I am working on a system which does the following:
- Capture video frame
- Split frame into multiple images, with each representing an ROI
- Perform image classification on each image
- The aggregation of classifications on each of the images corresponding to a frame is the output for that frame
I went through the nvgstiva app, but since the above mentioned is an unconventional model I am finding it difficult to come with a design to port it to DeepStream. Can you please provide some suggestions for the deepstream pipeline.
<<How does opencv preprocess to seperating frame to multiple images? Do you have detection model or just classification model?>>
I have ROI co-ordinates in hand
For each ROI co-ordinate:
Create a mask image with all zeroes.(except the ROI) using cv2.fillpoly
masked_image = frame & mask
perform inference masked_image
Iam using Image classification model, AlexNet.
<< What’s platform you will use?>>
<<multiple sources or just one channel?>>
One channel (atleast for now)
I think it’s OK to port it to deepstream.
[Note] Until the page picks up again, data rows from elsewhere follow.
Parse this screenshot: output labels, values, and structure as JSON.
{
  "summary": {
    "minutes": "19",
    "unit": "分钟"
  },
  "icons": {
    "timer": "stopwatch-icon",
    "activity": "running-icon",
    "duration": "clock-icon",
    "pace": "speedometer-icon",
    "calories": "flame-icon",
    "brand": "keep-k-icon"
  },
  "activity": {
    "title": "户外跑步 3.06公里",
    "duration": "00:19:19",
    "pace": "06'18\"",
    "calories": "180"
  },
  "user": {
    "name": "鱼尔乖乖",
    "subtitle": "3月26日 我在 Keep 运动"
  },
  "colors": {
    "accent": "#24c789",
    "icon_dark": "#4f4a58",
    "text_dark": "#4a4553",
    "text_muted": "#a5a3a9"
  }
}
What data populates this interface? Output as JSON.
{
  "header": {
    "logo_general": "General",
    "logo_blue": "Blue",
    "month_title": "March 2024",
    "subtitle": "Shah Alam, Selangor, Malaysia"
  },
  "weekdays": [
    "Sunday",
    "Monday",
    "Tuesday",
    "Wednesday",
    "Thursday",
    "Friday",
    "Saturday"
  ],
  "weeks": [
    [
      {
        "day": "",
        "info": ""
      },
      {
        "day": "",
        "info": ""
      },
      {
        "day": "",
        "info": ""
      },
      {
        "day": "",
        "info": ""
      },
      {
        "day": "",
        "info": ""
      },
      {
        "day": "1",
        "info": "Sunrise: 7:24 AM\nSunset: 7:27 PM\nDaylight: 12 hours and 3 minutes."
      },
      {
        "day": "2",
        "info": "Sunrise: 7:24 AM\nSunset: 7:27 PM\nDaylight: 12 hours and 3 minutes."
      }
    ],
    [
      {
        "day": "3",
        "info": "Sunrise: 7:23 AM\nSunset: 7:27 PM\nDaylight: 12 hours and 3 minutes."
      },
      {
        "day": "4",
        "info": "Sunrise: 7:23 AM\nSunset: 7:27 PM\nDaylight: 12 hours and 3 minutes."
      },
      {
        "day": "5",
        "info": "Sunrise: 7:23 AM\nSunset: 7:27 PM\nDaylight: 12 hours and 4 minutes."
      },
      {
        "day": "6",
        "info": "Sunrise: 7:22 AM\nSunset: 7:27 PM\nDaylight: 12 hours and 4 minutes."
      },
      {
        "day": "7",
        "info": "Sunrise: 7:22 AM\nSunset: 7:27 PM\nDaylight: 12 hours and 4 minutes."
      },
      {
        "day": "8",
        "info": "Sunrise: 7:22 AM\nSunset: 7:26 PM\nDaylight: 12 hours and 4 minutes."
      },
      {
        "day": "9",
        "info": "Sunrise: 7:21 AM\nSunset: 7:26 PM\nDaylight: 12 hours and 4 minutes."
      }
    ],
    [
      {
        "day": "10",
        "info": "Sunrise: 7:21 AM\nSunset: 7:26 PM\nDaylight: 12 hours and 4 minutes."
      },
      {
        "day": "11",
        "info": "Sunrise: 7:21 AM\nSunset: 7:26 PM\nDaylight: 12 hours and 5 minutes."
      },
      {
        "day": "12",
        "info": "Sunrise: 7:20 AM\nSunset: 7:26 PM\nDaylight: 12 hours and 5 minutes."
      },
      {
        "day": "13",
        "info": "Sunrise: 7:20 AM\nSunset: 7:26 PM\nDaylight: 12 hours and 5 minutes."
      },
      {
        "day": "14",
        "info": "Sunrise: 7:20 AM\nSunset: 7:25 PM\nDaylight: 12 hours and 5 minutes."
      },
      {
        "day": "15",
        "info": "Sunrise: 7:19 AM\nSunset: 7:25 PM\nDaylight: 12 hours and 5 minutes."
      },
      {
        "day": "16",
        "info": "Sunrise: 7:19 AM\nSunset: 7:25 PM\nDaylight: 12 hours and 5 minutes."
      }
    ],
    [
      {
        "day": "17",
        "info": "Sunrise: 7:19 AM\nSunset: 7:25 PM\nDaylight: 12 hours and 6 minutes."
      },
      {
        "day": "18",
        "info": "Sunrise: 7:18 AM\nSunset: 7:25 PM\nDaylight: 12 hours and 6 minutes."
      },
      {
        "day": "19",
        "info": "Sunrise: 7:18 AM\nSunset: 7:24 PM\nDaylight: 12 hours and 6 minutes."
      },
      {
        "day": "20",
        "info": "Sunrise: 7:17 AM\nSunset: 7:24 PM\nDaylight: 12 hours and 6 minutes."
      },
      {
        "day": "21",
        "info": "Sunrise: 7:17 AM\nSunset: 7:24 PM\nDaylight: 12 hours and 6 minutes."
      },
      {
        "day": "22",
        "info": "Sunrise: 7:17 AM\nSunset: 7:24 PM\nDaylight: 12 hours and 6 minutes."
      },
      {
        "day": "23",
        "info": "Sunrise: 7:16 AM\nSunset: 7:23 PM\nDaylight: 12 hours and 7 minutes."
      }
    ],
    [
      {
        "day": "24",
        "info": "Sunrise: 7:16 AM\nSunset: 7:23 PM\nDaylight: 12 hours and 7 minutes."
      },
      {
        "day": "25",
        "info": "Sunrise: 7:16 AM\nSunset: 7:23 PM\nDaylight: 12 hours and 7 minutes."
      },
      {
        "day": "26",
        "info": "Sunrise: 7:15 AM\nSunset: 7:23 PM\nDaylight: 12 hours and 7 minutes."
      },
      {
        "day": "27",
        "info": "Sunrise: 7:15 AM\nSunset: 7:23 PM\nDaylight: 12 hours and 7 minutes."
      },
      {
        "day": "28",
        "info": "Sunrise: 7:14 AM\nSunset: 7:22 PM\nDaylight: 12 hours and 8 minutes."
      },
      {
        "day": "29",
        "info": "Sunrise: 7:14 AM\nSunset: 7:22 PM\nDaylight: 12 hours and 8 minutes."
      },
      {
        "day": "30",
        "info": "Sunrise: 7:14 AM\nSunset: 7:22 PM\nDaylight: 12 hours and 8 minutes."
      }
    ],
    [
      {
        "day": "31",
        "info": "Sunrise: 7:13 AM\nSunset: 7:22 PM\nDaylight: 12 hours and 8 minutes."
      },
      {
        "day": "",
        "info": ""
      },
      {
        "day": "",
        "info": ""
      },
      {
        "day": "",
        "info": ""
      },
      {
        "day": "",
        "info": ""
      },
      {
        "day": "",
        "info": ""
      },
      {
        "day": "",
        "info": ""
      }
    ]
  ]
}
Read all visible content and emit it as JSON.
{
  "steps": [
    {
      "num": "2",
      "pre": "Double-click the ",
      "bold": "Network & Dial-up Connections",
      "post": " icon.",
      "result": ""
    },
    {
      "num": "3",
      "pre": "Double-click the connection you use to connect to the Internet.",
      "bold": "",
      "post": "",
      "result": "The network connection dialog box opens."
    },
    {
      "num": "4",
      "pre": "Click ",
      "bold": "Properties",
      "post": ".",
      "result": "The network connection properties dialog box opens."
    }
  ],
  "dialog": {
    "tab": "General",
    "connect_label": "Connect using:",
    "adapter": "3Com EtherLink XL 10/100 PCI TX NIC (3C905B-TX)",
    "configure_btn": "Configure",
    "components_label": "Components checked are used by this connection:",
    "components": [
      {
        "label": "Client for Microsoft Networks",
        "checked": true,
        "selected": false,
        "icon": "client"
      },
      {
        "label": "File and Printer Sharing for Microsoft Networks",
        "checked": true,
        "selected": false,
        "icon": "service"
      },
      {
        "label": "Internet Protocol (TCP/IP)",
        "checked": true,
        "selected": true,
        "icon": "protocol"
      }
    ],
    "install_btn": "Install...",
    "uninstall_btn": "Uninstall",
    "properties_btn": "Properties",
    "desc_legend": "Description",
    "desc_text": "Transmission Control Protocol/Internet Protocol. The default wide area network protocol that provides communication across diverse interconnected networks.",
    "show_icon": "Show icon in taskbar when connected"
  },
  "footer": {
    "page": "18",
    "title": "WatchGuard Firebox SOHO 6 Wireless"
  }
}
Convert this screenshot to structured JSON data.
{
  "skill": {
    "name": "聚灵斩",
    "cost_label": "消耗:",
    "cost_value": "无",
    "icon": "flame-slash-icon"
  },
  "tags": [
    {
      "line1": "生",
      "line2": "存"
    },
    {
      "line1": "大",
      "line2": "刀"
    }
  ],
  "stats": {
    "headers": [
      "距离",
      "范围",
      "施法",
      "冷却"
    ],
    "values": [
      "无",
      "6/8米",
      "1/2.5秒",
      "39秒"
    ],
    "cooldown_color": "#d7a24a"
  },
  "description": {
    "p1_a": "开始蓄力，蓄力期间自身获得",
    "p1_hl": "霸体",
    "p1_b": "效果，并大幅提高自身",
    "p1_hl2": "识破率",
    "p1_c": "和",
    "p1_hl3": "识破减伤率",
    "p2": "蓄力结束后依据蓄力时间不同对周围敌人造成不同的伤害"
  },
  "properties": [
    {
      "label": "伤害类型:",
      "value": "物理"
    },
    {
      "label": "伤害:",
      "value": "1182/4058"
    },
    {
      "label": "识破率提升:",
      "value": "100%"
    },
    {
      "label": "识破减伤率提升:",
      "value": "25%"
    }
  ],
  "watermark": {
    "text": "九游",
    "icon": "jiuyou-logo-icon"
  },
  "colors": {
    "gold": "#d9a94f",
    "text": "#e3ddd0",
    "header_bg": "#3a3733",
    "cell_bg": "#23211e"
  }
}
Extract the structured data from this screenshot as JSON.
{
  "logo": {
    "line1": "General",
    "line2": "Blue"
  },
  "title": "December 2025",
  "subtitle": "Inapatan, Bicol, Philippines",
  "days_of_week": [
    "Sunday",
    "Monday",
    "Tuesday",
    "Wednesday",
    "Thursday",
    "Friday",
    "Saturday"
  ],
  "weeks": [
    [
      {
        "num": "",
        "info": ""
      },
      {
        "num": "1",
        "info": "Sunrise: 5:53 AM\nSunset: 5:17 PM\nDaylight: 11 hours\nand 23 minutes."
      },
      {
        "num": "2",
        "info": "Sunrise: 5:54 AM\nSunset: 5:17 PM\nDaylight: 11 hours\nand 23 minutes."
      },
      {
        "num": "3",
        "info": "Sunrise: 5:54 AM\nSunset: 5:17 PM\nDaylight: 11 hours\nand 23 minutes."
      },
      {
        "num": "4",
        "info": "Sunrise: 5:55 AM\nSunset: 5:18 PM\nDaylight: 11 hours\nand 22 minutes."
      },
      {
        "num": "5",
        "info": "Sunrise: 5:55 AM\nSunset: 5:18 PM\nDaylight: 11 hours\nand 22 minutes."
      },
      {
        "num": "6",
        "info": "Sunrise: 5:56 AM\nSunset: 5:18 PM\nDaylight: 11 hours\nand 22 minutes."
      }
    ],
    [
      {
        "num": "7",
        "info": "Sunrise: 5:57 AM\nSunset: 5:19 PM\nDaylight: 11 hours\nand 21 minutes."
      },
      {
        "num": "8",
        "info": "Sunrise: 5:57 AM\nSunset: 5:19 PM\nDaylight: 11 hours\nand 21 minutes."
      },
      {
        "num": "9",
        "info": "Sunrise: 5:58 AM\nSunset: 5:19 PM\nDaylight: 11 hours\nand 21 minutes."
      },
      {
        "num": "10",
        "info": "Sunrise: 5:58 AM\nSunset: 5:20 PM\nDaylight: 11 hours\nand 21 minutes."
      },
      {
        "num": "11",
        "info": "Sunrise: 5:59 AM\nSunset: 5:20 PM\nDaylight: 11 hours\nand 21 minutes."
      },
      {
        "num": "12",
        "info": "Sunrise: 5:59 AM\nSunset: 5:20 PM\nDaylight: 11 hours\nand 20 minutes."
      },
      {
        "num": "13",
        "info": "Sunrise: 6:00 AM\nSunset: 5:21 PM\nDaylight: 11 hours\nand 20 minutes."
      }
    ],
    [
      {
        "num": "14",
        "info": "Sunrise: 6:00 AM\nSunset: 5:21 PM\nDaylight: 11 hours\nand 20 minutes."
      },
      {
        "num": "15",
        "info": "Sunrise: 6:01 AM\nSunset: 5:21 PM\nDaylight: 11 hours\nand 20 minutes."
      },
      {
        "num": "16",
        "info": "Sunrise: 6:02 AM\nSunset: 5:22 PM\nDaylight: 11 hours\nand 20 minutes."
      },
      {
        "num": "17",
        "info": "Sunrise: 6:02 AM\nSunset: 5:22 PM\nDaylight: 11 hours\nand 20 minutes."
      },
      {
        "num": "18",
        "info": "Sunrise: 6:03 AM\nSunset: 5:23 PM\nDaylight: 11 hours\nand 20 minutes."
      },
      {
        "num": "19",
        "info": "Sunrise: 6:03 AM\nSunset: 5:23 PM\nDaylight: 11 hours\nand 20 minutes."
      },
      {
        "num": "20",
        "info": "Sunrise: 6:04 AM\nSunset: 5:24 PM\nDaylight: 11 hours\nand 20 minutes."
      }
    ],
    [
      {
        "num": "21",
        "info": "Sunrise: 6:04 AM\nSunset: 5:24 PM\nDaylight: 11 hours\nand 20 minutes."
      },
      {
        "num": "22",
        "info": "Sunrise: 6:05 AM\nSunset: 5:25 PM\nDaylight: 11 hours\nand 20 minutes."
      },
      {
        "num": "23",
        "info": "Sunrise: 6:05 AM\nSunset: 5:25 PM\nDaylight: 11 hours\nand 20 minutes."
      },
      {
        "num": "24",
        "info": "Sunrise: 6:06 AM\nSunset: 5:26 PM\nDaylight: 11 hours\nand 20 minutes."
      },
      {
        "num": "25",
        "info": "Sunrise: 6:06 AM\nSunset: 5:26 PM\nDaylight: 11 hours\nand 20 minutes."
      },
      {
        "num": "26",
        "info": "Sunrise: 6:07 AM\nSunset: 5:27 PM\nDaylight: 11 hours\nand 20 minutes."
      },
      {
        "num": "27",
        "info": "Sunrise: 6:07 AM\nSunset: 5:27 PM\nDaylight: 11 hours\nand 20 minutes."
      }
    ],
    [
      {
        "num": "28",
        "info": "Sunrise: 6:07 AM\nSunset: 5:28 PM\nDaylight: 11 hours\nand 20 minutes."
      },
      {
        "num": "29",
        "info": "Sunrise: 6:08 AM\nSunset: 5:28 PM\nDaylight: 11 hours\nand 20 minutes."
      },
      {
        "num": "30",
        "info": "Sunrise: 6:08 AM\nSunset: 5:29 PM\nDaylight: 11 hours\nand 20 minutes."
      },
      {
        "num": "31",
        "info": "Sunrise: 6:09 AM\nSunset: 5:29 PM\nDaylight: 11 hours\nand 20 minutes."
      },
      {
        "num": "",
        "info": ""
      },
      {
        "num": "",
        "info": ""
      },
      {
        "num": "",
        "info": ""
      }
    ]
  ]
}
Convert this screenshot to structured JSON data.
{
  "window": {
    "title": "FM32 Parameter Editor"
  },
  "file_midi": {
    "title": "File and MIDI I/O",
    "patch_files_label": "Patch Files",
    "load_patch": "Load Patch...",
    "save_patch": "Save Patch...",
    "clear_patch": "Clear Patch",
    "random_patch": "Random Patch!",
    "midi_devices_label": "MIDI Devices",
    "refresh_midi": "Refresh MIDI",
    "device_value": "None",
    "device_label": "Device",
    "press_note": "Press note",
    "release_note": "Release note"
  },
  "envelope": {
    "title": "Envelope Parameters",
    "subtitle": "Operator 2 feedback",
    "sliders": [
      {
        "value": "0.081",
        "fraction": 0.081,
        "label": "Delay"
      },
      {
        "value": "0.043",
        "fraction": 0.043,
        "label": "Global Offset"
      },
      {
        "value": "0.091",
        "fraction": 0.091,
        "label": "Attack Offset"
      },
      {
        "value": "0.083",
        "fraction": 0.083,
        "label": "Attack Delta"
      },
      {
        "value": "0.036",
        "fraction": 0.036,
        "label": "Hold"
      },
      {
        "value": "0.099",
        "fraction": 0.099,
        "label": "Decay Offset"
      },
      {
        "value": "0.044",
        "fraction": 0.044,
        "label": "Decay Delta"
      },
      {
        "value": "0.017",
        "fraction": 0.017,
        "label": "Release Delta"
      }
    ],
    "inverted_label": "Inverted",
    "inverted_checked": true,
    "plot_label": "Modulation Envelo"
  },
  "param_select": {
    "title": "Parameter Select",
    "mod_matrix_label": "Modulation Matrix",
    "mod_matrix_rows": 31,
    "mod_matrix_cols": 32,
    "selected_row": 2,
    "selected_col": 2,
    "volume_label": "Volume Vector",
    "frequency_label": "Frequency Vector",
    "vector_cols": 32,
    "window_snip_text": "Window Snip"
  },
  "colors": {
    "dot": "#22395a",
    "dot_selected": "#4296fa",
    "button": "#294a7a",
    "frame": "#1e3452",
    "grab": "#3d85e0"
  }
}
You need to implement your own applicaton but don’t use nvgstiva app.
The pipeline is like this
opencv capture source + preprocess, masked_image ->
appsrc plugin ->
gst-nvinfer (sgie)plugin ->
gst-nvosd …-> get your metadata in application.
I guess the video source is raw data so do not need decoding.
For gst-nvinfer, set your own network/model properties.
If you don’t have much gstreamer experience, I suggest you use low level TensorRT directly. It’s easy for your case.
Thanks, I appreciate you taking time to respond. Couple of more questions please
- What will be the sink for the gstreamer pipeline?
- Also, will there be any performance difference between directly using Tensor-RT vs the mentioned gstreamer pipeline.